Residential buildings changed forever in 1852 when Elisha Otis invented the first “safe” elevator that had the ability to catch passengers in case of a cable break. The higher floors, which were typically reserved for the lower class due to being less desirable, were suddenly all the rage.
As a result, the buildings got taller and taller, and in 1931 the Empire State Building was completed becoming the tallest building from 1931 to 1971. The tallest building today? Saudi Arabia’s Jeddah Tower standing at 3,280 feet. It is a mix use building filled with apartments, a Four Seasons Hotel, shops and a whole lot more.
So, what is the benefit of living this high-rise lifestyle? While the views are certainly spectacular with the average price of a unit going up $5,000 for every floor you scale, there has to be something more to make this way of life have serious staying power.

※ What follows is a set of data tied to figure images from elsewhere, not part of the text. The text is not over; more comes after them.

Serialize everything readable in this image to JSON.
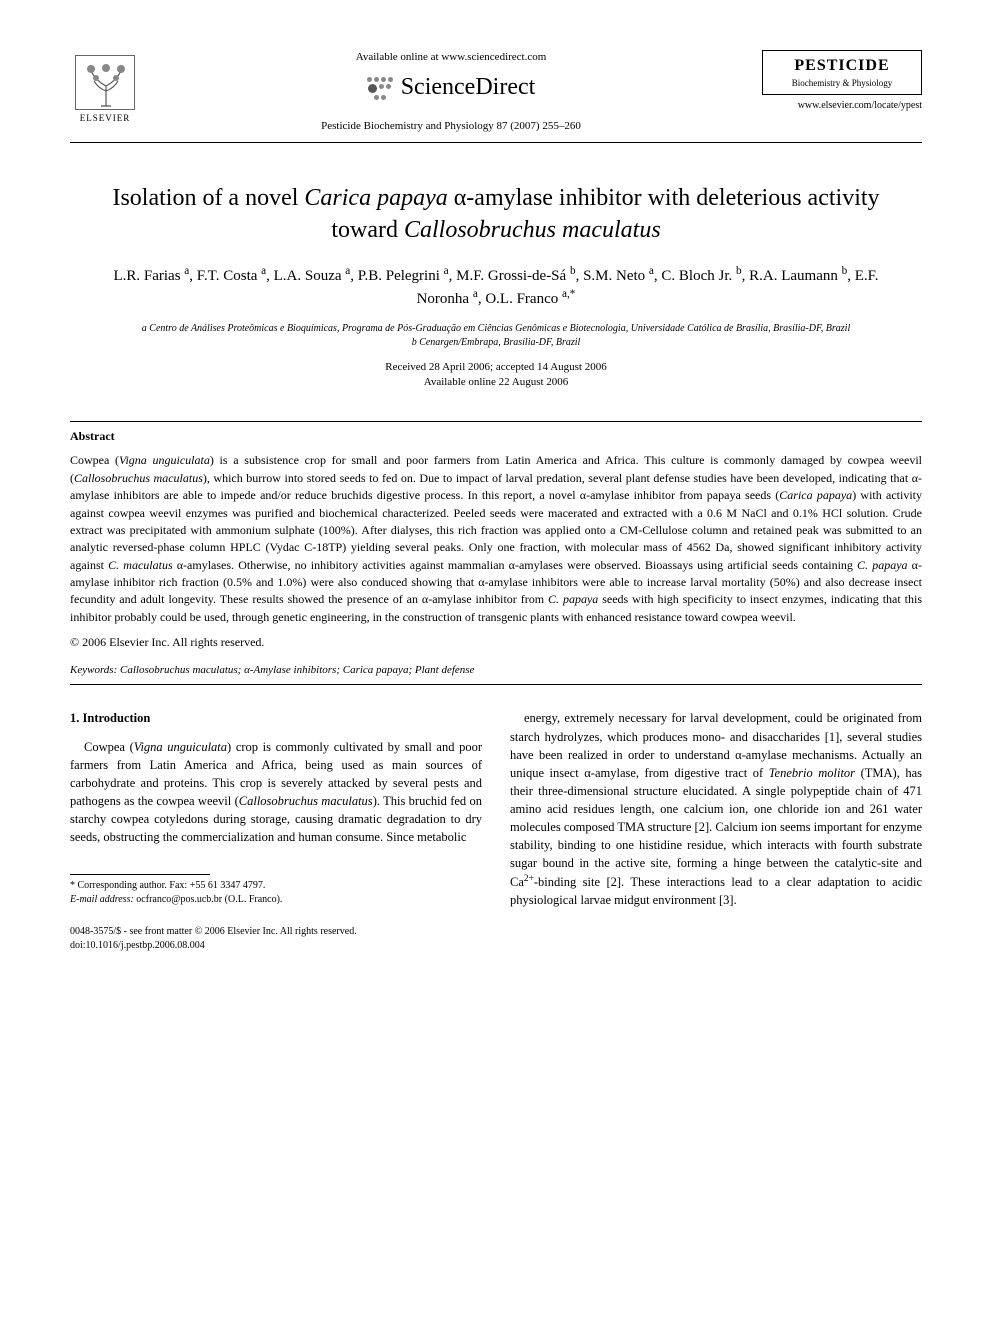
{
  "header": {
    "available_online": "Available online at www.sciencedirect.com",
    "sciencedirect": "ScienceDirect",
    "journal_ref": "Pesticide Biochemistry and Physiology 87 (2007) 255–260",
    "elsevier_label": "ELSEVIER",
    "journal_box_title": "PESTICIDE",
    "journal_box_sub": "Biochemistry & Physiology",
    "locate_url": "www.elsevier.com/locate/ypest"
  },
  "article": {
    "title_html": "Isolation of a novel <em>Carica papaya</em> α-amylase inhibitor with deleterious activity toward <em>Callosobruchus maculatus</em>",
    "authors_html": "L.R. Farias <sup>a</sup>, F.T. Costa <sup>a</sup>, L.A. Souza <sup>a</sup>, P.B. Pelegrini <sup>a</sup>, M.F. Grossi-de-Sá <sup>b</sup>, S.M. Neto <sup>a</sup>, C. Bloch Jr. <sup>b</sup>, R.A. Laumann <sup>b</sup>, E.F. Noronha <sup>a</sup>, O.L. Franco <sup>a,*</sup>",
    "affiliation_a": "a Centro de Análises Proteômicas e Bioquímicas, Programa de Pós-Graduação em Ciências Genômicas e Biotecnologia, Universidade Católica de Brasília, Brasília-DF, Brazil",
    "affiliation_b": "b Cenargen/Embrapa, Brasília-DF, Brazil",
    "received": "Received 28 April 2006; accepted 14 August 2006",
    "available": "Available online 22 August 2006"
  },
  "abstract": {
    "heading": "Abstract",
    "text_html": "Cowpea (<em>Vigna unguiculata</em>) is a subsistence crop for small and poor farmers from Latin America and Africa. This culture is commonly damaged by cowpea weevil (<em>Callosobruchus maculatus</em>), which burrow into stored seeds to fed on. Due to impact of larval predation, several plant defense studies have been developed, indicating that α-amylase inhibitors are able to impede and/or reduce bruchids digestive process. In this report, a novel α-amylase inhibitor from papaya seeds (<em>Carica papaya</em>) with activity against cowpea weevil enzymes was purified and biochemical characterized. Peeled seeds were macerated and extracted with a 0.6 M NaCl and 0.1% HCl solution. Crude extract was precipitated with ammonium sulphate (100%). After dialyses, this rich fraction was applied onto a CM-Cellulose column and retained peak was submitted to an analytic reversed-phase column HPLC (Vydac C-18TP) yielding several peaks. Only one fraction, with molecular mass of 4562 Da, showed significant inhibitory activity against <em>C. maculatus</em> α-amylases. Otherwise, no inhibitory activities against mammalian α-amylases were observed. Bioassays using artificial seeds containing <em>C. papaya</em> α-amylase inhibitor rich fraction (0.5% and 1.0%) were also conduced showing that α-amylase inhibitors were able to increase larval mortality (50%) and also decrease insect fecundity and adult longevity. These results showed the presence of an α-amylase inhibitor from <em>C. papaya</em> seeds with high specificity to insect enzymes, indicating that this inhibitor probably could be used, through genetic engineering, in the construction of transgenic plants with enhanced resistance toward cowpea weevil.",
    "copyright": "© 2006 Elsevier Inc. All rights reserved."
  },
  "keywords": {
    "label": "Keywords:",
    "text_html": "<em>Callosobruchus maculatus</em>; α-Amylase inhibitors; <em>Carica papaya</em>; Plant defense"
  },
  "body": {
    "intro_heading": "1. Introduction",
    "col1_html": "Cowpea (<em>Vigna unguiculata</em>) crop is commonly cultivated by small and poor farmers from Latin America and Africa, being used as main sources of carbohydrate and proteins. This crop is severely attacked by several pests and pathogens as the cowpea weevil (<em>Callosobruchus maculatus</em>). This bruchid fed on starchy cowpea cotyledons during storage, causing dramatic degradation to dry seeds, obstructing the commercialization and human consume. Since metabolic",
    "col2_html": "energy, extremely necessary for larval development, could be originated from starch hydrolyzes, which produces mono- and disaccharides <span class='ref-link'>[1]</span>, several studies have been realized in order to understand α-amylase mechanisms. Actually an unique insect α-amylase, from digestive tract of <em>Tenebrio molitor</em> (TMA), has their three-dimensional structure elucidated. A single polypeptide chain of 471 amino acid residues length, one calcium ion, one chloride ion and 261 water molecules composed TMA structure <span class='ref-link'>[2]</span>. Calcium ion seems important for enzyme stability, binding to one histidine residue, which interacts with fourth substrate sugar bound in the active site, forming a hinge between the catalytic-site and Ca<sup>2+</sup>-binding site <span class='ref-link'>[2]</span>. These interactions lead to a clear adaptation to acidic physiological larvae midgut environment <span class='ref-link'>[3]</span>."
  },
  "footnote": {
    "corresponding": "* Corresponding author. Fax: +55 61 3347 4797.",
    "email_label": "E-mail address:",
    "email": "ocfranco@pos.ucb.br",
    "email_name": "(O.L. Franco)."
  },
  "footer": {
    "line1": "0048-3575/$ - see front matter © 2006 Elsevier Inc. All rights reserved.",
    "line2": "doi:10.1016/j.pestbp.2006.08.004"
  }
}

The number one benefit most owners would say is security. Having a doorman, building staff, and even a fulltime concierge is now seen as a top-notch perk. Museum Tower in Dallas, known to be the cream of the crop amongst luxury homeowners, offers Thursday night cocktail parties for residents organized by the permanent concierge and even recently had a State Fair Party complete with corny dogs and even a midway with games and prizes.
Having set monthly costs is also a plus as most high rises will have an HOA that includes most of your utilities, valet, pool maintenance, exercise rooms, and even a handyman. These homes are usually in some of the more walkable areas of the city and result luxury services and transportation being more accessible.
And last but certainly not least, living in a high rise is having a built-in family. People tend to be very close with their building neighbors, and in a time where loneliness and isolation is at the top of all of our minds, this benefit alone could be the one factor that makes people make the decision to finally sell their sprawling spread and move to their new home high in the sky.